JUDGES at the International Criminal Court (ICC) on Tuesday ordered the immediate release of ex-Ivorian president, Laurent Gbagbo and his co-defendant Charles Ble Goude.
Gbagbo, 73, has spent seven years in detention in The Hague accused of fomenting bloodshed after refusing to accept defeat in elections in the West African nation in 2010.
Presiding Judge Cuno Tarfusser said that prosecutors failed to prove their case and Gbagbo and his co-defendant, Charles Blé Goudé, a close ally and former political youth leader, should be set free.
Gbagbo’s freedom arguments
Gbagbo had asked the ICC — set up in 2002 to try to the world’s worst crimes — to completely acquit him on the grounds that there was not enough evidence to proceed with the trial.
He also lodged a separate application asking for bail should the trial continue. ICC judges rejected another application for bail by Gbagbo as recently as April.
Gbagbo’s lawyers said in November that his trial had descended into ‘fake reality’ and that prosecutors had distorted history about the violence in Cote d’Ivoire.
At a bail hearing in December, they argued that the ‘elderly and fragile’ suspect would pose no flight risk if freed on bail and that he was ageing faster because of the length of time he had spent behind bars.
Africa Briefing, in its editorial of the December 2018 edition, predicted Gbagbo’s imminent release due to the lack of any credible witnesses to bolster the prosecution’s case.
‘Laurent Gbagbo, the former President of Cote d’Ivoire who is still languishing in a prison cell in The Hague, looks set to walk free because the Office of the Prosecutor cannot bring a credible case against him. ICC judges have been threatening to order his release if nothing tangible is done. The issue is compounded by the fact that the ICC appears to be undertaking victors’ justice. None of the leaders whose armed groups ousted Gbagbo are in The Hague, although Bensouda has always made bold that this will not be the case. Funding is at the heart of the ICCs problem,’ Africa Briefing stated.
Why was Gbagbo in jail?
About 3,000 people died in clashes during what prosecutors say was an attempt by Gbagbo and Ble Goude to ignore the internationally recognised victory of Gbagbo’s bitter rival Alassane Outtara.
The pair were accused of four counts of crimes against humanity including murder, rape and persecution during post-electoral violence.
Gbagbo was arrested after a months-long standoff with Ouattara’s troops, aided by UN and French forces. He was turned over to the ICC in 2011.
Charges against Gbagbo
Gbagbo and Charles Blé Goudé, a close ally and former political youth leader, have been on trial since 2016 for war crimes allegedly committed under Gbagbo’s leadership.
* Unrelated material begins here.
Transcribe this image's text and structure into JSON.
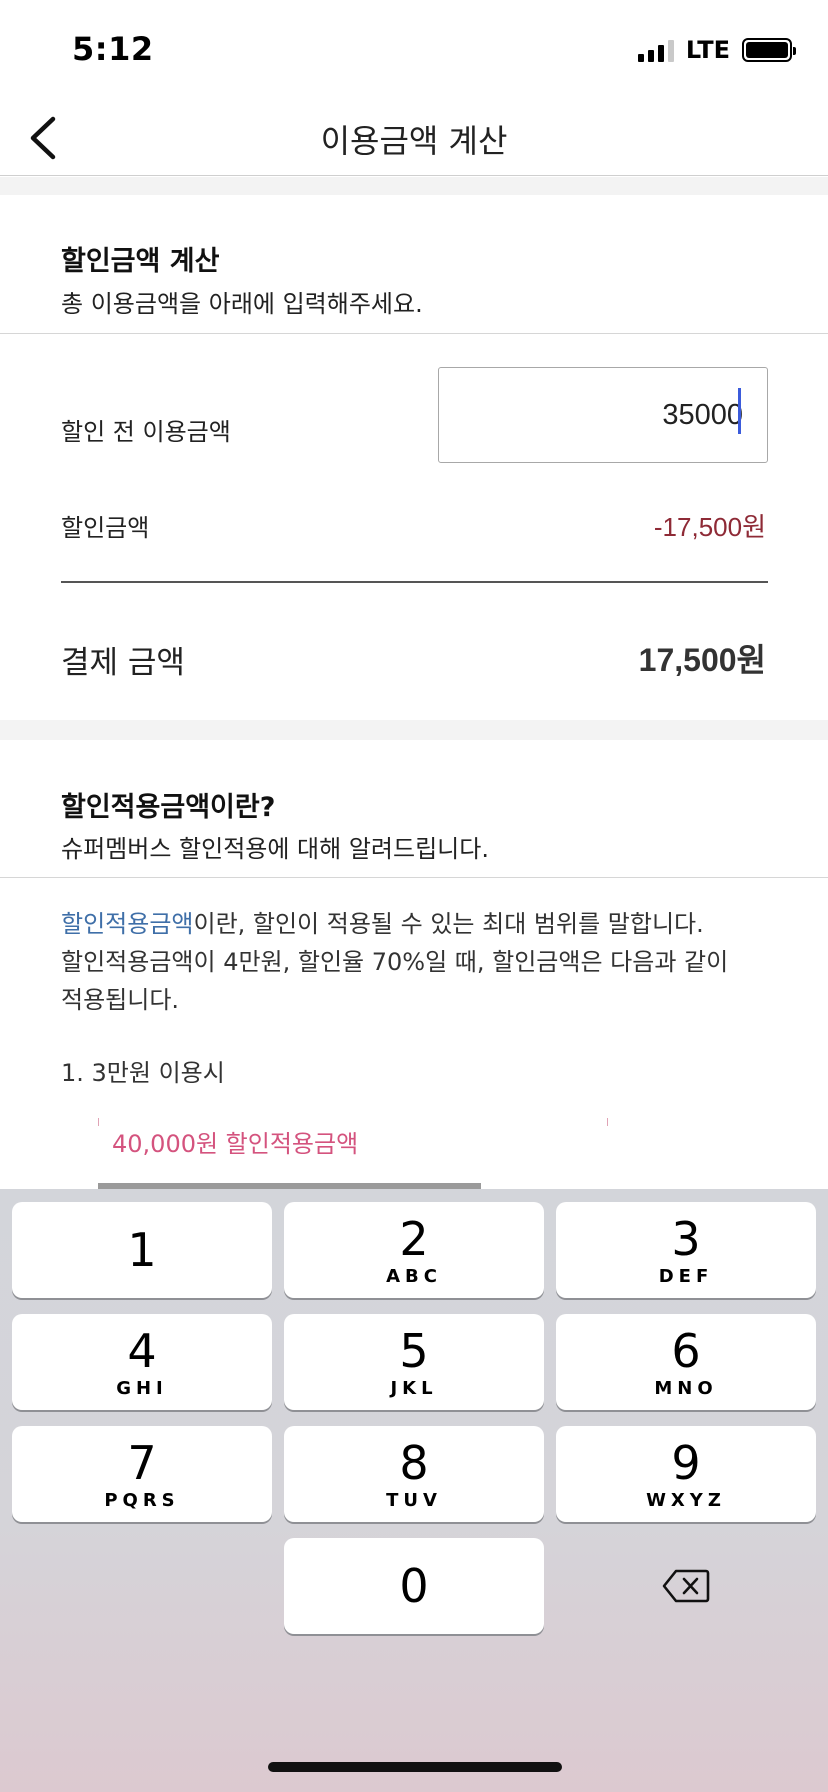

Gbagbo himself faces four counts of crimes against humanity including;
- Other inhumane acts
Legal experts say that during the trial, prosecutors presented a lot of evidence crimes but few witnesses could link the ex-president directly.
‘The prosecutor had a lot of insider witnesses, but if you look at their actual testimony it seems like many were afraid to implicate themselves,’ said Thijs Bouwknegt, an Amsterdam University researcher on genocide.
‘A real link between the former president and the alleged crimes is hard to make.’
Prosecutors argued the evidence showed Gbagbo and his inner circle hatched a plan to cling to power by whatever means necessary and that the trial should continue.
But the panel of three judges were split over his ongoing custody, with one repeatedly insisting Gbagbo should be released provisionally while awaiting the outcome.
‘There is a lot of pressure on the ICC to make this case a success,’ said Bouwknegt.
ICC’s acquittal record
An acquittal is a major setback for the prosecution, stung by defeats in cases against Jean-Pierre Bemba, the Congolese ex-vice president released in June after his war crimes conviction was overturned, and former Kenyan President Uhuru Kenyatta, who saw charges against him dropped in 2015.
The collapse of the case against Gbagbo, the first former head of state to stand trial at the ICC will bolster opponents questioning its effectiveness after just three war crimes convictions in 15 years.